From ff63f8eb7ac4b3660f454f494eb0394410dbc24b Mon Sep 17 00:00:00 2001
From: "Michael Ludvig (CyberCX)" <michael.ludvig@cybercx.co.nz>
Date: Tue, 10 Jun 2025 15:23:03 +1200
Subject: [PATCH] Optimize find_indirect_clusters()

---
 ragas/src/ragas/testset/graph.py | 82 ++++++++++++++++----------------
 1 file changed, 40 insertions(+), 42 deletions(-)

diff --git a/ragas/src/ragas/testset/graph.py b/ragas/src/ragas/testset/graph.py
index 4694bbcfd..336b05469 100644
--- a/ragas/src/ragas/testset/graph.py
+++ b/ragas/src/ragas/testset/graph.py
@@ -256,61 +256,59 @@ def find_indirect_clusters(
         depth_limit: int = 3,
     ) -> t.List[t.Set[Node]]:
         """
-        Finds indirect clusters of nodes in the knowledge graph based on a relationship condition.
-        Here if A -> B -> C -> D, then A, B, C, and D form a cluster. If there's also a path A -> B -> C -> E,
-        it will form a separate cluster.

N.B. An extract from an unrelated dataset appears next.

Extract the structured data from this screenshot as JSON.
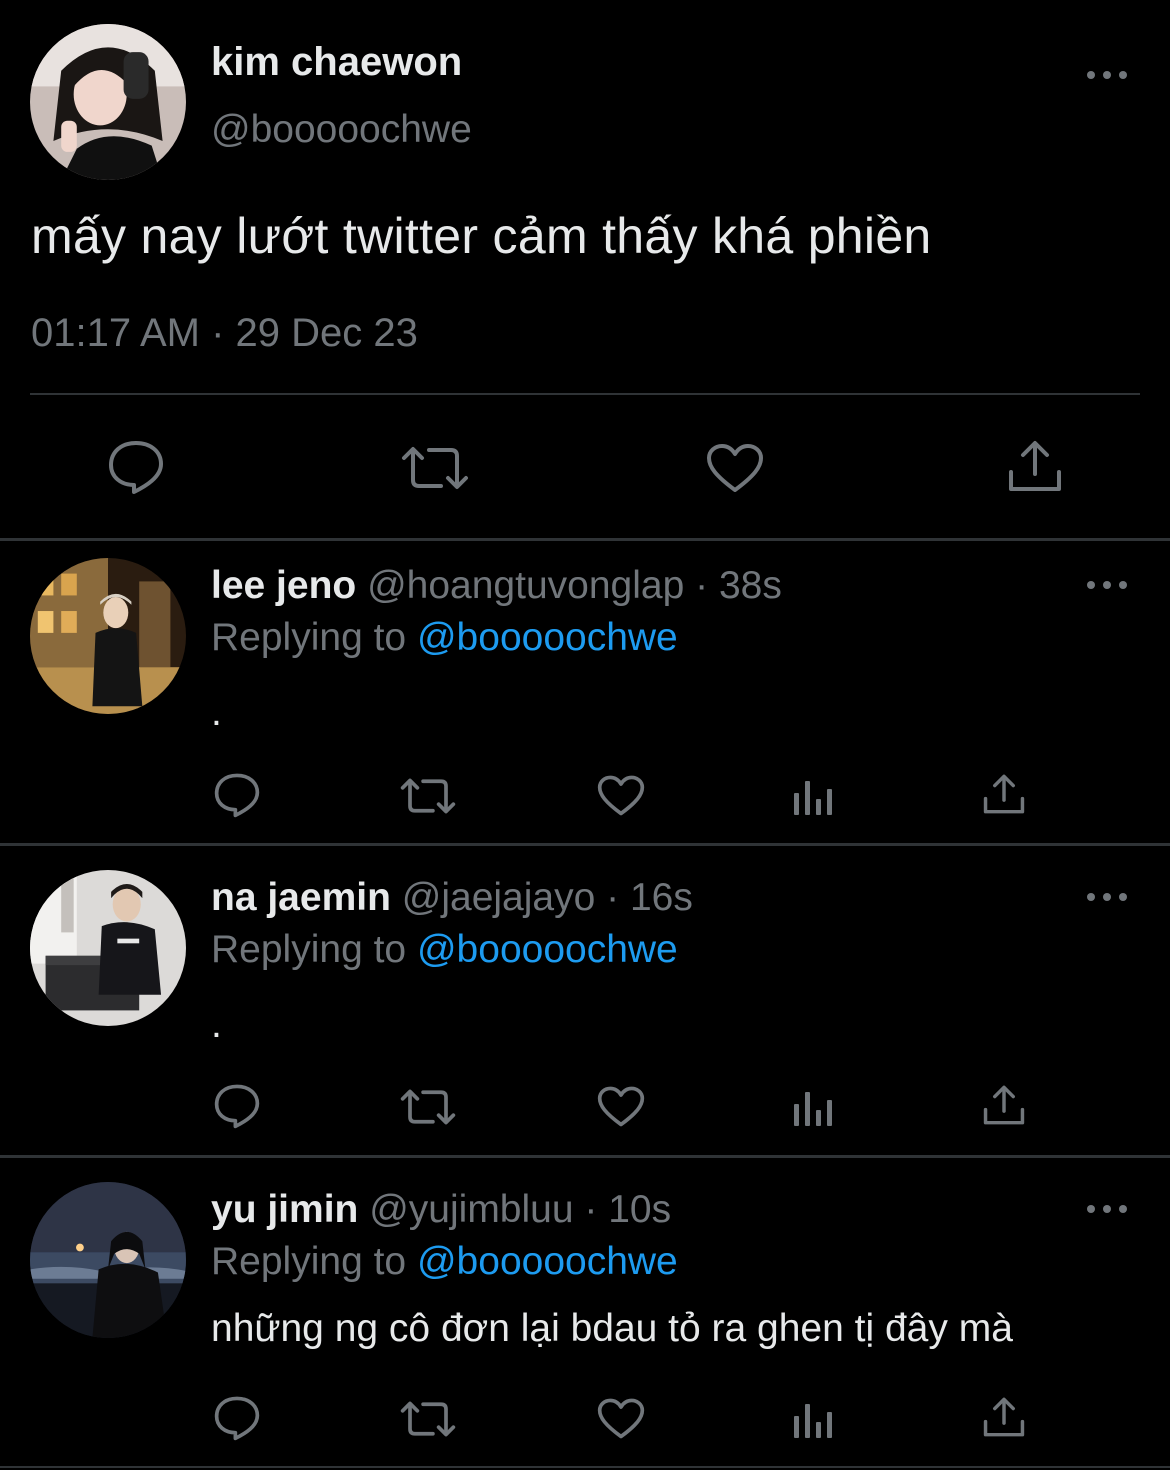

+        Finds clusters (connected components) of nodes in the knowledge graph reachable within
+        a limited number of hops, according to a relationship condition.
+
+        A cluster is defined as a set of nodes such that each node in the cluster can be reached
+        from any other node in the same cluster by traversing up to `depth_limit` relationships
+        (edges), following only relationships that satisfy the given `relationship_condition`.
+
+        For example, if A → B → C → D exists (and the relationships match the condition),
+        then {A, B, C, D} will be grouped in the same cluster if all are within `depth_limit`
+        of each other. Nodes that are not connected within this limit will be in separate clusters.
 
         Parameters
         ----------
         relationship_condition : Callable[[Relationship], bool], optional
-            A function that takes a Relationship and returns a boolean, by default lambda _: True
+            A function that takes a Relationship and returns a boolean indicating if it should be
+            considered during clustering. By default, all relationships are considered.
+
+        depth_limit : int, optional
+            The maximum number of hops to use for clustering. Default is 3.
 
         Returns
         -------
         List[Set[Node]]
-            A list of sets, where each set contains nodes that form a cluster.
+            A list of clusters: each cluster is a set of nodes, and no node appears in more than one cluster.
         """
         clusters = []
-        visited_paths = set()
-
-        relationships = [
-            rel for rel in self.relationships if relationship_condition(rel)
-        ]
+        assigned = set()
+        relationships = [rel for rel in self.relationships if relationship_condition(rel)]
 
-        def dfs(node: Node, cluster: t.Set[Node], depth: int, path: t.Tuple[Node, ...]):
-            if depth >= depth_limit or path in visited_paths:
-                return
-            visited_paths.add(path)
-            cluster.add(node)
-
-            for rel in relationships:
-                neighbor = None
-                if rel.source == node and rel.target not in cluster:
-                    neighbor = rel.target
-                elif (
-                    rel.bidirectional
-                    and rel.target == node
-                    and rel.source not in cluster
-                ):
-                    neighbor = rel.source
-
-                if neighbor is not None:
-                    dfs(neighbor, cluster.copy(), depth + 1, path + (neighbor,))
-
-            # Add completed path-based cluster
-            if len(cluster) > 1:
-                clusters.append(cluster)
+        # Build adjacency list
+        adjacency = {node: set() for node in self.nodes}
+        for rel in relationships:
+            adjacency[rel.source].add(rel.target)
+            if rel.bidirectional:
+                adjacency[rel.target].add(rel.source)
 
         for node in self.nodes:
-            initial_cluster = set()
-            dfs(node, initial_cluster, 0, (node,))
-
-        # Remove duplicates by converting clusters to frozensets
-        unique_clusters = [
-            set(cluster) for cluster in set(frozenset(c) for c in clusters)
-        ]
-
-        return unique_clusters
+            if node not in assigned:
+                # BFS for all nodes within depth_limit
+                cluster = set([node])
+                q = [(node, 0)]
+                while q:
+                    curr, depth = q.pop(0)
+                    if depth == depth_limit:
+                        continue
+                    for neighbor in adjacency.get(curr, []):
+                        if neighbor not in cluster:
+                            cluster.add(neighbor)
+                            q.append((neighbor, depth + 1))
+                if len(cluster) > 1:
+                    clusters.append(cluster)
+                    assigned.update(cluster)
+        return clusters
 
     def remove_node(
         self, node: Node, inplace: bool = True